In the ancient days, folk religions brought tribes together and built civilisations around the world. Later, the Abrahamic religions of Christianity, Islam and Judaism expanded their spheres of influence around the world alongside Indian religions of Hinduism, Buddhism and Sikhism as well as the East Asian religions of Taoism, Shinto and Falun Gong. All major religions in the world have their share of fanaticism- most prominently Muslims, Hindus, Christians and Buddhists. Is Islam any different and if so, what is the root cause for the difference?
The word terrorism is being constantly associated with Islam today. The term terrorism was first used in France in the 18th century to denounce the acts of the then regime in terrorising its people. Since the Anarchist movement in the 19th century, terrorism was mainly used to define non-state actors. The Northern Ireland conflict, the Israel-Palestinian conflict, and the Basque conflict brought the term back to life. There has been no UN-recognised definition on terrorism as often what is perceived as terrorist can also be an issue of national liberation and self-determination. This means that the word can be used in any way by the modern media with zero concerns as to what they’re addressing.
The World trade centre attacks on September 11 redefined terrorism. Before the year 2000, national separatism was the main driver of terrorist attacks around the world. However, in the post-9/11 world, religious extremism became the driver for terrorist attacks. The Western-led military operations in Afghanistan, Iraq, Pakistan, Syria, Yemen and Nigeria led to a surge in terrorism in these regions. More than 90% of today’s terrorist attacks occur in these regions. As there has been no major shift in religious thoughts in these regions, I think it is fair to say that military conflicts have played a greater role in developing terrorism than religions did.
The recent quotes from the French president Emmanuel Macron calling Islam as a religion in crisis is a hot debate in the international political sphere. While secular governments in the West look at his words as defending freedom of speech, Muslims see it as Islamophobic rhetoric as he tries to link the religion with terrorism. At the end of the day, the worst affected are the Muslims living in France and the French expats living in Muslim countries. Here, we need to draw a line between freedom and hate speech.

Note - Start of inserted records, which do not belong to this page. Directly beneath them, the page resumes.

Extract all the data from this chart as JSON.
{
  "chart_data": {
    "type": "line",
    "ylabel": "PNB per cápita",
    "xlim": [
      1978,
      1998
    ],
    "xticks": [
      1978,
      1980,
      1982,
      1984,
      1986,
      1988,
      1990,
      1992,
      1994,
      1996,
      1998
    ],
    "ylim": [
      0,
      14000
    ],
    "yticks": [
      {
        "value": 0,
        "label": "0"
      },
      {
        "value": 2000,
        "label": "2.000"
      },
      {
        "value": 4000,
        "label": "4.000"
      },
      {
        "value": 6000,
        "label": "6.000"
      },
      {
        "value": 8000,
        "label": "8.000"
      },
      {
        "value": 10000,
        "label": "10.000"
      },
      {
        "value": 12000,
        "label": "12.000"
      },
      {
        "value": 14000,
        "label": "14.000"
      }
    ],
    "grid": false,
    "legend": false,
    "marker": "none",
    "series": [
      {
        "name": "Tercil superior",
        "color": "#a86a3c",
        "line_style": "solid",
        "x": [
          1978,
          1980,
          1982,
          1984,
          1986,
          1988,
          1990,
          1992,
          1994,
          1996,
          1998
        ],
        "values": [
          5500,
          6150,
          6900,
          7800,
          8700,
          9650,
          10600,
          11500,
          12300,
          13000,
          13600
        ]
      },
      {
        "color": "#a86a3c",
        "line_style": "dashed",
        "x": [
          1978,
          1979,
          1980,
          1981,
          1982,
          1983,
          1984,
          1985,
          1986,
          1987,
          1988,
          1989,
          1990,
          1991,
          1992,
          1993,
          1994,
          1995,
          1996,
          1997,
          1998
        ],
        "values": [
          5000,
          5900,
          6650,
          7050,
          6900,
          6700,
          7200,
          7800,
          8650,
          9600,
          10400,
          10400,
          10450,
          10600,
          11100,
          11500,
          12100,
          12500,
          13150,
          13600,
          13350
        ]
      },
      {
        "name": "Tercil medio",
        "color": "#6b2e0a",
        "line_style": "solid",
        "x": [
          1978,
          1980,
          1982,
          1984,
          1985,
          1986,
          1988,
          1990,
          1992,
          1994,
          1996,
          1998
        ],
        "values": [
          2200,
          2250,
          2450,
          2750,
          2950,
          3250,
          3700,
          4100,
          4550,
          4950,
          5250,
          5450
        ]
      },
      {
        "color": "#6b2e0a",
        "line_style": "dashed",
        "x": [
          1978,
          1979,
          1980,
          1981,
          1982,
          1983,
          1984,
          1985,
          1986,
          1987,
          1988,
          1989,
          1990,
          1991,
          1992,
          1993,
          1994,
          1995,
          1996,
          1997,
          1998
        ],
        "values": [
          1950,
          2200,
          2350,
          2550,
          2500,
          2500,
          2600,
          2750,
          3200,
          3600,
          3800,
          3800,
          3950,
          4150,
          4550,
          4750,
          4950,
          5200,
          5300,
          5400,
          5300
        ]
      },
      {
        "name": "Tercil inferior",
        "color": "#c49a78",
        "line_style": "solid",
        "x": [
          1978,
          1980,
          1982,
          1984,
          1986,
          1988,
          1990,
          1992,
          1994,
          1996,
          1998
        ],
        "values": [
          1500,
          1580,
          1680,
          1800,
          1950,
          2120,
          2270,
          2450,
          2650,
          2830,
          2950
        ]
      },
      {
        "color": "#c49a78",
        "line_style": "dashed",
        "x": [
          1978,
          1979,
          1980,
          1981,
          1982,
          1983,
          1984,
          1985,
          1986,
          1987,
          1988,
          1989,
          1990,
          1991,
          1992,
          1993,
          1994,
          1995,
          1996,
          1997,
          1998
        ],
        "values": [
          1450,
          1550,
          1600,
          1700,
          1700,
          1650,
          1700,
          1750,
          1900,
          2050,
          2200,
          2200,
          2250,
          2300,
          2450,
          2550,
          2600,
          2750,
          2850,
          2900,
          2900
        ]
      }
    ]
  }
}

A religion in crisis from a purely numbers perspective would be seeing dwindling numbers today. Christianity and Islam are by no means facing a crisis as the two cover 57 and 29 percent respectively of the fastest growing population in the world, Africa. In terms of violence, we can see that terrorism is more about politics than about religion. However, Islam has crises in terms of the intense rivalry between Sunni and Shiaa powers in the Middle East- Saudi Arabia and Iran. This kind of rivalry is seen in within Sunni factions too. The different groups within Islam barely recognise the existence of others. The conflicts in the Middle East have left deep scars on the countries’ post-war economies and education systems. The desperation in the youth leads to more acts of violence. Fake news is also a driver for hate around the world.
How can we get the religion out of the crisis? Islam remains in crisis mode until Muslims unite despite their differences, showing the collective strength of 1.8 Billion humans and striving towards educating the youth and employing them, especially those in the crisis-stricken countries. Macron’s comments drove Muslims around the world together. France saw its products boycotted in multiple countries and took an economic hit from their President’s insensitive comments. The overwhelming unity should not stop here, rather it should lead the Muslims to work towards structural changes in their communities in order to weed out radical factions and stop disinformation campaigns on every side. In fact these suggestions must be applied in every part of the world, as the crisis is not that of Islam alone.